Problem Management — examples
Interpreting Facts

A fact might be true, but it can often be interpreted in many ways. Politicians and marketers continually put spins on the way they present facts. One must be on guard against such things, both with what is presented by others and by how we see things ourselves.


In the 1950s, many scientific studies were made to validate or disprove the many popular theories about criminals. The statistics for prisoners were examined for a large number of factors, ranging from race and religion, to diet and hobbies, to head-bumps and eye-spacing.

Not surprisingly (from our perspective), very little correlation was found between any of these factors and criminality. But one factor did have an extremely high correlation, high enough that it effectively proved a cause and effect relationship. The vast majority of prisoners were not raised in households with fathers, while the vast majority of men in the rest of society were.

The obvious fact was that being raised with one's father greatly reduced the chances of becoming a criminal; that fatherless upbringing tends to produce criminal behaviour.

But how was this fact interpreted?

One group, the self-righteous conservative right fundamentalists, felt that it validated their faith in the biblical based family structure. Another group, the bleeding-heart liberal left activists, felt that society had wronged many criminals, as it was not the men themselves but their upbringing that was mostly to blame for their condition.

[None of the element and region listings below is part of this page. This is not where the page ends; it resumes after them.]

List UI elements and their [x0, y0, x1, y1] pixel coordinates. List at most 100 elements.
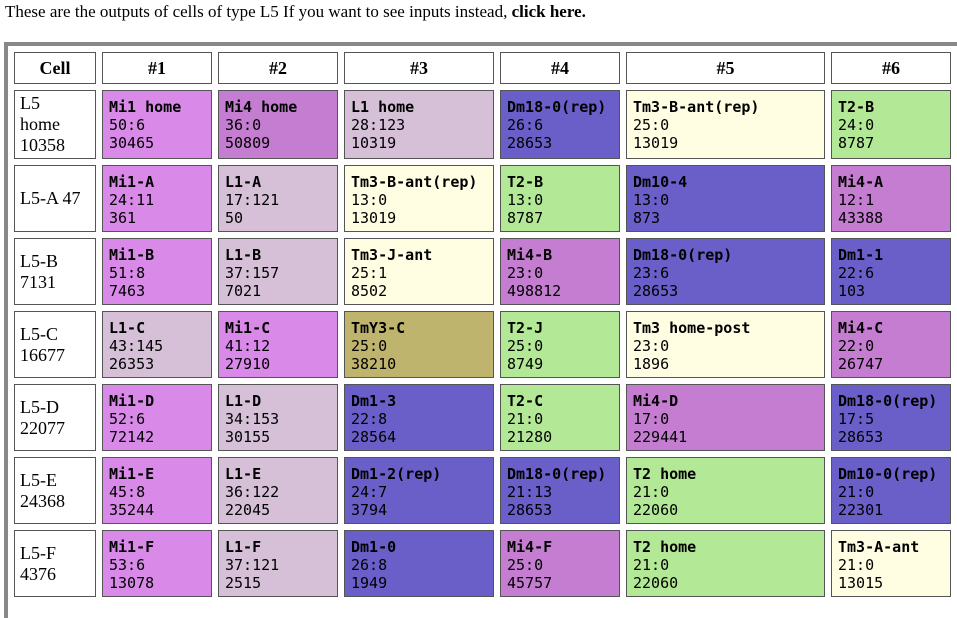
body-id: 361 [109, 209, 137, 227]
partner-cell[interactable]: L1-B 37:157 7021 [218, 238, 338, 305]
partner-cell[interactable]: Tm3-B-ant(rep) 13:0 13019 [344, 165, 494, 232]
partner-name: L1-C [109, 319, 146, 337]
cell-name-line: L5-E [20, 469, 57, 490]
body-id: 7463 [109, 282, 146, 300]
partner-cell[interactable]: T2-B 24:0 8787 [831, 90, 951, 159]
synapse-count: 50:6 [109, 116, 146, 134]
synapse-count: 51:8 [109, 264, 146, 282]
partner-name: Dm18-0(rep) [633, 246, 733, 264]
synapse-count: 37:121 [225, 556, 280, 574]
partner-name: T2 home [633, 538, 697, 556]
partner-cell[interactable]: Tm3-B-ant(rep) 25:0 13019 [626, 90, 825, 159]
body-id: 26353 [109, 355, 155, 373]
synapse-count: 23:0 [507, 264, 544, 282]
partner-cell[interactable]: L1-F 37:121 2515 [218, 530, 338, 597]
synapse-count: 36:0 [225, 116, 262, 134]
partner-cell[interactable]: L1-D 34:153 30155 [218, 384, 338, 451]
partner-cell[interactable]: Dm1-1 22:6 103 [831, 238, 951, 305]
partner-cell[interactable]: Mi1-E 45:8 35244 [102, 457, 212, 524]
partner-cell[interactable]: Tm3-J-ant 25:1 8502 [344, 238, 494, 305]
outputs-table-container[interactable]: Cell #1 #2 #3 #4 #5 #6 L5 home 10358 Mi1 ho… [4, 42, 957, 618]
body-id: 22045 [225, 501, 271, 519]
partner-cell[interactable]: Mi1-F 53:6 13078 [102, 530, 212, 597]
partner-cell[interactable]: Mi1 home 50:6 30465 [102, 90, 212, 159]
synapse-count: 36:122 [225, 483, 280, 501]
synapse-count: 22:8 [351, 410, 388, 428]
synapse-count: 24:0 [838, 116, 875, 134]
inputs-link[interactable]: click here. [511, 2, 586, 21]
table-row: L5-A 47 Mi1-A 24:11 361 L1-A 17:121 50 Tm3-B-an… [14, 165, 951, 232]
partner-cell[interactable]: Mi4-A 12:1 43388 [831, 165, 951, 232]
partner-cell[interactable]: L1 home 28:123 10319 [344, 90, 494, 159]
synapse-count: 25:0 [507, 556, 544, 574]
partner-name: Mi4-D [633, 392, 679, 410]
partner-cell[interactable]: Mi4-F 25:0 45757 [500, 530, 620, 597]
body-id: 3794 [351, 501, 388, 519]
body-id: 103 [838, 282, 866, 300]
cell-name-line: 24368 [20, 490, 65, 511]
partner-cell[interactable]: T2-J 25:0 8749 [500, 311, 620, 378]
partner-name: Dm18-0(rep) [838, 392, 938, 410]
partner-cell[interactable]: Mi4-D 17:0 229441 [626, 384, 825, 451]
partner-cell[interactable]: Dm18-0(rep) 26:6 28653 [500, 90, 620, 159]
cell-name-line: L5-A 47 [20, 188, 81, 208]
partner-cell[interactable]: Mi1-B 51:8 7463 [102, 238, 212, 305]
table-row: L5-F 4376 Mi1-F 53:6 13078 L1-F 37:121 2515 Dm1-… [14, 530, 951, 597]
partner-name: TmY3-C [351, 319, 406, 337]
partner-cell[interactable]: T2-B 13:0 8787 [500, 165, 620, 232]
body-id: 30155 [225, 428, 271, 446]
partner-cell[interactable]: T2-C 21:0 21280 [500, 384, 620, 451]
body-id: 22301 [838, 501, 884, 519]
partner-name: L1-E [225, 465, 262, 483]
body-id: 35244 [109, 501, 155, 519]
body-id: 21280 [507, 428, 553, 446]
partner-cell[interactable]: Dm10-4 13:0 873 [626, 165, 825, 232]
partner-cell[interactable]: Dm1-2(rep) 24:7 3794 [344, 457, 494, 524]
body-id: 28653 [838, 428, 884, 446]
partner-cell[interactable]: L1-C 43:145 26353 [102, 311, 212, 378]
partner-cell[interactable]: Dm18-0(rep) 17:5 28653 [831, 384, 951, 451]
cell-name-line: L5-F [20, 542, 56, 563]
partner-cell[interactable]: Tm3 home-post 23:0 1896 [626, 311, 825, 378]
synapse-count: 22:0 [838, 337, 875, 355]
partner-cell[interactable]: T2 home 21:0 22060 [626, 457, 825, 524]
partner-cell[interactable]: Mi4 home 36:0 50809 [218, 90, 338, 159]
table-row: L5 home 10358 Mi1 home 50:6 30465 Mi4 home 36:0… [14, 90, 951, 159]
body-id: 22060 [633, 574, 679, 592]
partner-name: L1 home [351, 98, 415, 116]
partner-cell[interactable]: Mi1-A 24:11 361 [102, 165, 212, 232]
synapse-count: 21:0 [838, 483, 875, 501]
body-id: 229441 [633, 428, 688, 446]
partner-cell[interactable]: T2 home 21:0 22060 [626, 530, 825, 597]
body-id: 50 [225, 209, 244, 227]
partner-cell[interactable]: L1-A 17:121 50 [218, 165, 338, 232]
synapse-count: 21:0 [633, 483, 670, 501]
partner-name: L1-F [225, 538, 262, 556]
partner-cell[interactable]: Dm10-0(rep) 21:0 22301 [831, 457, 951, 524]
cell-name: L5 home 10358 [14, 90, 96, 159]
partner-name: L1-B [225, 246, 262, 264]
partner-cell[interactable]: Mi1-D 52:6 72142 [102, 384, 212, 451]
synapse-count: 21:0 [507, 410, 544, 428]
partner-cell[interactable]: Mi4-C 22:0 26747 [831, 311, 951, 378]
partner-cell[interactable]: TmY3-C 25:0 38210 [344, 311, 494, 378]
partner-cell[interactable]: Mi1-C 41:12 27910 [218, 311, 338, 378]
partner-cell[interactable]: Dm1-0 26:8 1949 [344, 530, 494, 597]
table-row: L5-E 24368 Mi1-E 45:8 35244 L1-E 36:122 22045 Dm… [14, 457, 951, 524]
partner-name: T2 home [633, 465, 697, 483]
body-id: 72142 [109, 428, 155, 446]
partner-name: Dm1-2(rep) [351, 465, 442, 483]
header-rank-5: #5 [626, 52, 825, 84]
cell-name-line: L5-D [20, 396, 59, 417]
synapse-count: 12:1 [838, 191, 875, 209]
partner-name: Dm1-1 [838, 246, 884, 264]
partner-cell[interactable]: L1-E 36:122 22045 [218, 457, 338, 524]
partner-cell[interactable]: Dm1-3 22:8 28564 [344, 384, 494, 451]
body-id: 22060 [633, 501, 679, 519]
body-id: 30465 [109, 134, 155, 152]
partner-cell[interactable]: Dm18-0(rep) 23:6 28653 [626, 238, 825, 305]
partner-cell[interactable]: Dm18-0(rep) 21:13 28653 [500, 457, 620, 524]
cell-name: L5-A 47 [14, 165, 96, 232]
partner-cell[interactable]: Tm3-A-ant 21:0 13015 [831, 530, 951, 597]
partner-cell[interactable]: Mi4-B 23:0 498812 [500, 238, 620, 305]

The 1960s were not a time of conservativism. The media and governments put their efforts into directly helping the condition of those families that had no fathers, most of whom were poor. The effect of treating an intermediate symptom of the problem rather than the underlying cause was not only to increase dependence on welfare, but to remove the societal stigma of being an unmarried mother. These two factors encouraged single-mother families, as did the entertainment media in general, and greatly increased the number of boys that were raised without fathers. Today, some groups have a 75% illegitimacy rate, and not surprisingly, incredibly high rates of crime and incarceration. Prisons are overflowing with the results of this disastrous approach.


In the 1970s, expanded polystyrene (most famously branded as Styrofoam®) earned a bad reputation because the gas used to expand the foam was harmful to the Earth's ultraviolet-blocking ozone layer. Manufacturers switched to safer methods, but even so, the reputation remained.

To resolve the issue, in the 1980s scientific studies were done to determine the environmental effects of using EPS foam rather than paper for coffee cups etc. The eventual results clearly indicated that in every aspect, from manufacturing, to shipping, to use, to disposal, it was actually the paper products that were far more environmentally harmful, not to mention that they didn't work nearly as well as foam.

The obvious fact was that EPS was unfairly treated by popular opinion.

But how was this fact interpreted?

The big fast-food chains used foam cups and containers and they were now faced with a decision. They could continue to use these products, and spend their advertising dollars educating people about how they really were doing the right thing. Or they could switch to paper products, and spend their advertising dollars exploiting popular opinion to make themselves look good.

The choice was obvious. Almost all mention of those studies was dropped from the media, no further studies were made, and the public continues to believe that foam products are far more harmful to the environment than paper.